# Weighted Degree Centrality

Supported Graph Characteristics
 Weighted edges Directed edges Undirected edges Homogeneous vertex types

Degree centrality is defined as the number of edges connected to a vertex. The degree can be interpreted in terms of the immediate risk of a vertex for catching whatever is flowing through the network.

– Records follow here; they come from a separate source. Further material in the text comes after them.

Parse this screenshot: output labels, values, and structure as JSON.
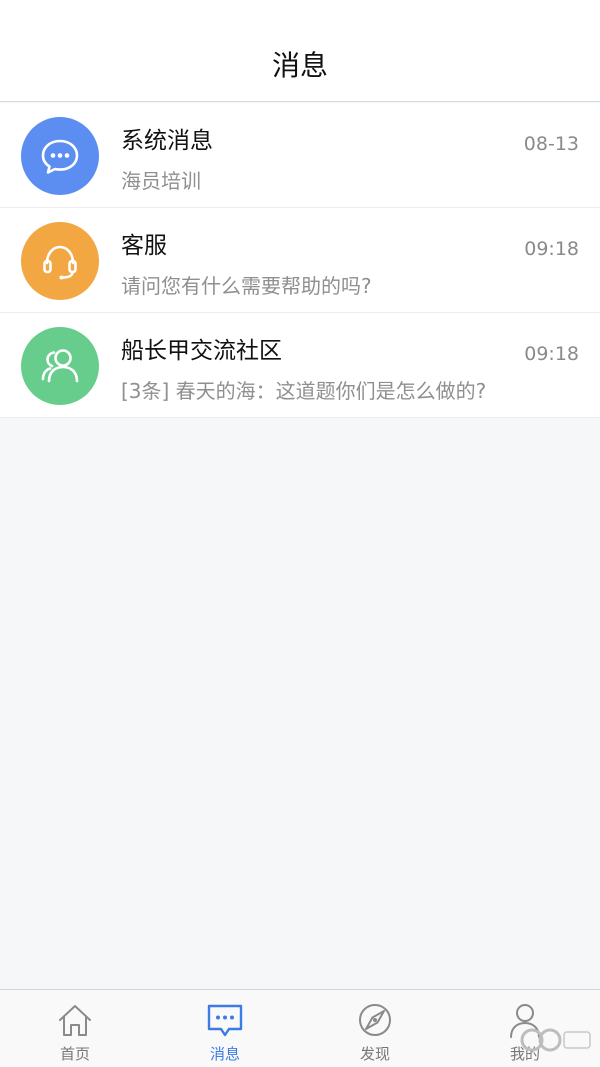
{
  "header": {
    "title": "消息"
  },
  "conversations": [
    {
      "name": "系统消息",
      "time": "08-13",
      "preview": "海员培训",
      "avatar_color": "#5b8ef0",
      "icon": "chat-bubble-icon"
    },
    {
      "name": "客服",
      "time": "09:18",
      "preview": "请问您有什么需要帮助的吗?",
      "avatar_color": "#f2a743",
      "icon": "headset-icon"
    },
    {
      "name": "船长甲交流社区",
      "time": "09:18",
      "preview": "[3条] 春天的海：这道题你们是怎么做的?",
      "avatar_color": "#67cd8c",
      "icon": "group-icon"
    }
  ],
  "tabs": [
    {
      "label": "首页",
      "icon": "home-icon",
      "active": false
    },
    {
      "label": "消息",
      "icon": "message-icon",
      "active": true
    },
    {
      "label": "发现",
      "icon": "compass-icon",
      "active": false
    },
    {
      "label": "我的",
      "icon": "user-icon",
      "active": false
    }
  ],
  "colors": {
    "accent": "#3c7ae6",
    "inactive": "#777777"
  }
}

Weighted degree centrality allows you to assign weights to the edges connected to a vertex.

## Specifications

``````CREATE QUERY tg_weighted_degree_cent(STRING v_type, STRING e_type,
STRING re_type, STRING weight, BOOL in_degree = TRUE,
BOOL out_degree = TRUE, INT top_k=100, BOOL print_accum = TRUE,
STRING result_attr = "",STRING file_path = "")``````

### Parameters

Parameter Description

`STRING v_type`

Vertex type to traverse.

`STRING e_type`

Edge type to traverse.

`STRING re_type`

Reverse vertex type to traverse and calculate in-degree.

`STRING weight`

The name of the attribute that indicates the weight of the edge. The attribute itself must be of type `INT`.

`BOOL in_degree`

Whether to count incoming edges when calculating degree centrality.

`BOOL out_degree`

Whether to count outgoing edges when calculating degree centrality.

`INT top_k`

The number of vertices with the highest degree centrality to return.

`BOOL print_accum`

If true, return JSON results to standard output.

`STRING result_attr`

If not empty, save the degree centrality of each vertex to this attribute.

`STRING file_path`

If not empty, output CSV results to this filepath.

### Output

The vertices with the highest degree centrality scores along with their scores.

### Time complexity

The algorithm has a time complexity of $O(E)$, where $E$ is the total number of edges in the graph.